Sugimura Jihei 杉村治兵衛 (fl. c. 1681-1703)
Lovers behind a Screen
Japan, Edo period (1615-1868), c. 1684
Woodblock print; ink on paper
Gift of James A. Michener, 1991
(21617)
In this non-explicit “cover sheet,” a wakashū carrying a small shoulder drum (tsuzumi) crouches behind a two-panel folding screen alongside his female companion. In the empty space of the folding screen appears an inscription:
The things that I thought before I met you
are as nothing.
It is parting that starts the beginning of love.

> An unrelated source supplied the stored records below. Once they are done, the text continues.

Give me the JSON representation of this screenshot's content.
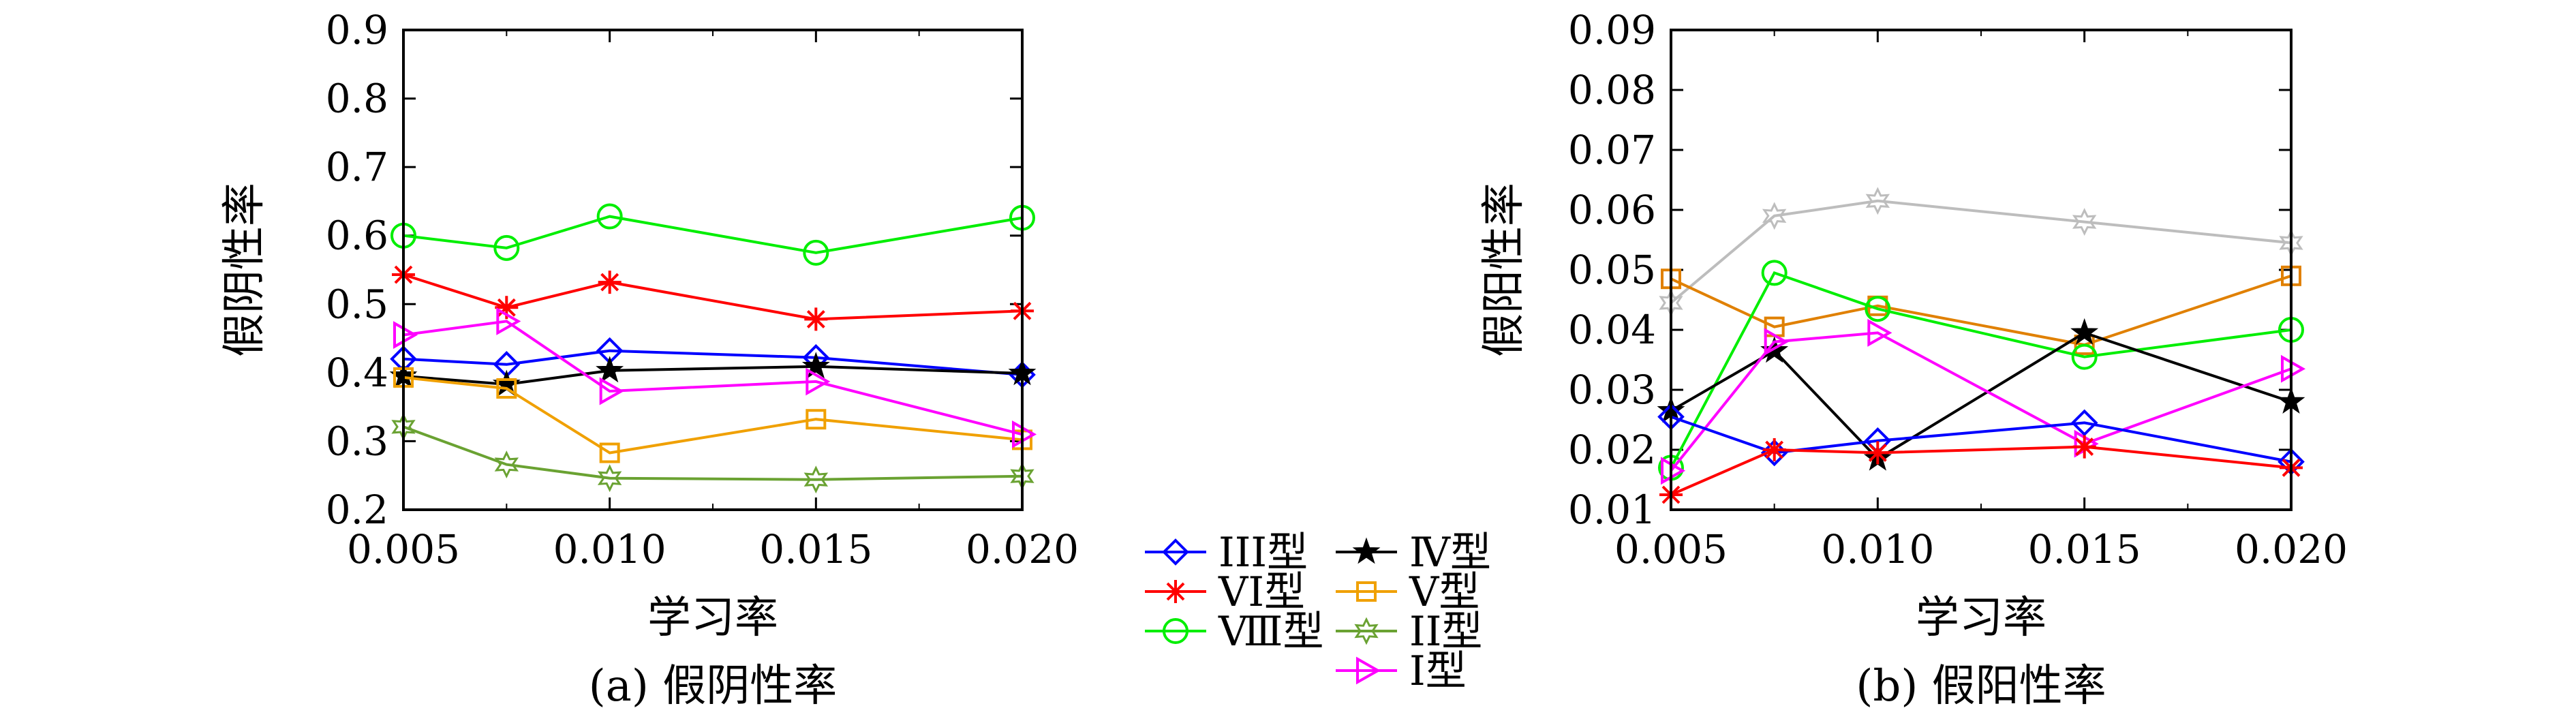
{
  "legend": {
    "items": [
      {
        "label": "III型",
        "color": "#0000ff",
        "marker": "diamond"
      },
      {
        "label": "VI型",
        "color": "#ff0000",
        "marker": "asterisk"
      },
      {
        "label": "Ⅷ型",
        "color": "#00ee00",
        "marker": "circle"
      },
      {
        "label": "Ⅳ型",
        "color": "#000000",
        "marker": "star"
      },
      {
        "label": "Ⅴ型",
        "color": "#f0a000",
        "marker": "square"
      },
      {
        "label": "II型",
        "color": "#6aa232",
        "marker": "hexagram"
      },
      {
        "label": "Ⅰ型",
        "color": "#ff00ff",
        "marker": "triangle-right"
      }
    ]
  },
  "chart_data": [
    {
      "type": "line",
      "caption": "(a) 假阴性率",
      "xlabel": "学习率",
      "ylabel": "假阴性率",
      "x": [
        0.005,
        0.0075,
        0.01,
        0.015,
        0.02
      ],
      "xticks": [
        "0.005",
        "0.010",
        "0.015",
        "0.020"
      ],
      "yticks": [
        "0.2",
        "0.3",
        "0.4",
        "0.5",
        "0.6",
        "0.7",
        "0.8",
        "0.9"
      ],
      "xlim": [
        0.005,
        0.02
      ],
      "ylim": [
        0.2,
        0.9
      ],
      "series": [
        {
          "name": "III型",
          "color": "#0000ff",
          "marker": "diamond",
          "values": [
            0.42,
            0.412,
            0.432,
            0.422,
            0.397
          ]
        },
        {
          "name": "VI型",
          "color": "#ff0000",
          "marker": "asterisk",
          "values": [
            0.543,
            0.495,
            0.532,
            0.478,
            0.49
          ]
        },
        {
          "name": "Ⅷ型",
          "color": "#00ee00",
          "marker": "circle",
          "values": [
            0.6,
            0.582,
            0.628,
            0.575,
            0.626
          ]
        },
        {
          "name": "Ⅳ型",
          "color": "#000000",
          "marker": "star",
          "values": [
            0.395,
            0.383,
            0.403,
            0.409,
            0.399
          ]
        },
        {
          "name": "Ⅴ型",
          "color": "#f0a000",
          "marker": "square",
          "values": [
            0.393,
            0.377,
            0.283,
            0.332,
            0.302
          ]
        },
        {
          "name": "II型",
          "color": "#6aa232",
          "marker": "hexagram",
          "values": [
            0.321,
            0.266,
            0.246,
            0.244,
            0.249
          ]
        },
        {
          "name": "Ⅰ型",
          "color": "#ff00ff",
          "marker": "triangle-right",
          "values": [
            0.455,
            0.475,
            0.373,
            0.387,
            0.31
          ]
        }
      ]
    },
    {
      "type": "line",
      "caption": "(b) 假阳性率",
      "xlabel": "学习率",
      "ylabel": "假阳性率",
      "x": [
        0.005,
        0.0075,
        0.01,
        0.015,
        0.02
      ],
      "xticks": [
        "0.005",
        "0.010",
        "0.015",
        "0.020"
      ],
      "yticks": [
        "0.01",
        "0.02",
        "0.03",
        "0.04",
        "0.05",
        "0.06",
        "0.07",
        "0.08",
        "0.09"
      ],
      "xlim": [
        0.005,
        0.02
      ],
      "ylim": [
        0.01,
        0.09
      ],
      "series": [
        {
          "color": "#bdbdbd",
          "marker": "hexagram",
          "values": [
            0.0445,
            0.059,
            0.0615,
            0.058,
            0.0545
          ]
        },
        {
          "color": "#e08000",
          "marker": "square",
          "values": [
            0.0485,
            0.0405,
            0.044,
            0.0375,
            0.049
          ]
        },
        {
          "color": "#00ee00",
          "marker": "circle",
          "values": [
            0.017,
            0.0495,
            0.0435,
            0.0355,
            0.04
          ]
        },
        {
          "color": "#000000",
          "marker": "star",
          "values": [
            0.0265,
            0.0365,
            0.0185,
            0.0395,
            0.028
          ]
        },
        {
          "color": "#ff00ff",
          "marker": "triangle-right",
          "values": [
            0.0165,
            0.038,
            0.0395,
            0.021,
            0.0335
          ]
        },
        {
          "color": "#0000ff",
          "marker": "diamond",
          "values": [
            0.0255,
            0.0195,
            0.0215,
            0.0245,
            0.018
          ]
        },
        {
          "color": "#ff0000",
          "marker": "asterisk",
          "values": [
            0.0125,
            0.02,
            0.0195,
            0.0205,
            0.017
          ]
        }
      ]
    }
  ]
}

(Au made no omoi wa koto no kazu narade /
wakare [zo] koi no hajime narikeru)
Due to its location around the crouching figures, the inscription seems at first glance to express the thoughts of one of them, but its reference to “parting” might alternately explain the presence of the third figure spying on them from behind the folding screen. Might this voyeur be the wakashū’s former lover who, only after noticing the budding romance between him and another woman, finally realizes her deep-seated feelings towards him? Such poignant sentiments are far from unusual in the genre of shunga, which so often harkens back to classical love stories such as The Tale of Genji (Genji Monogatari) by Murasaki Shikibu (c. 973- c. 1014).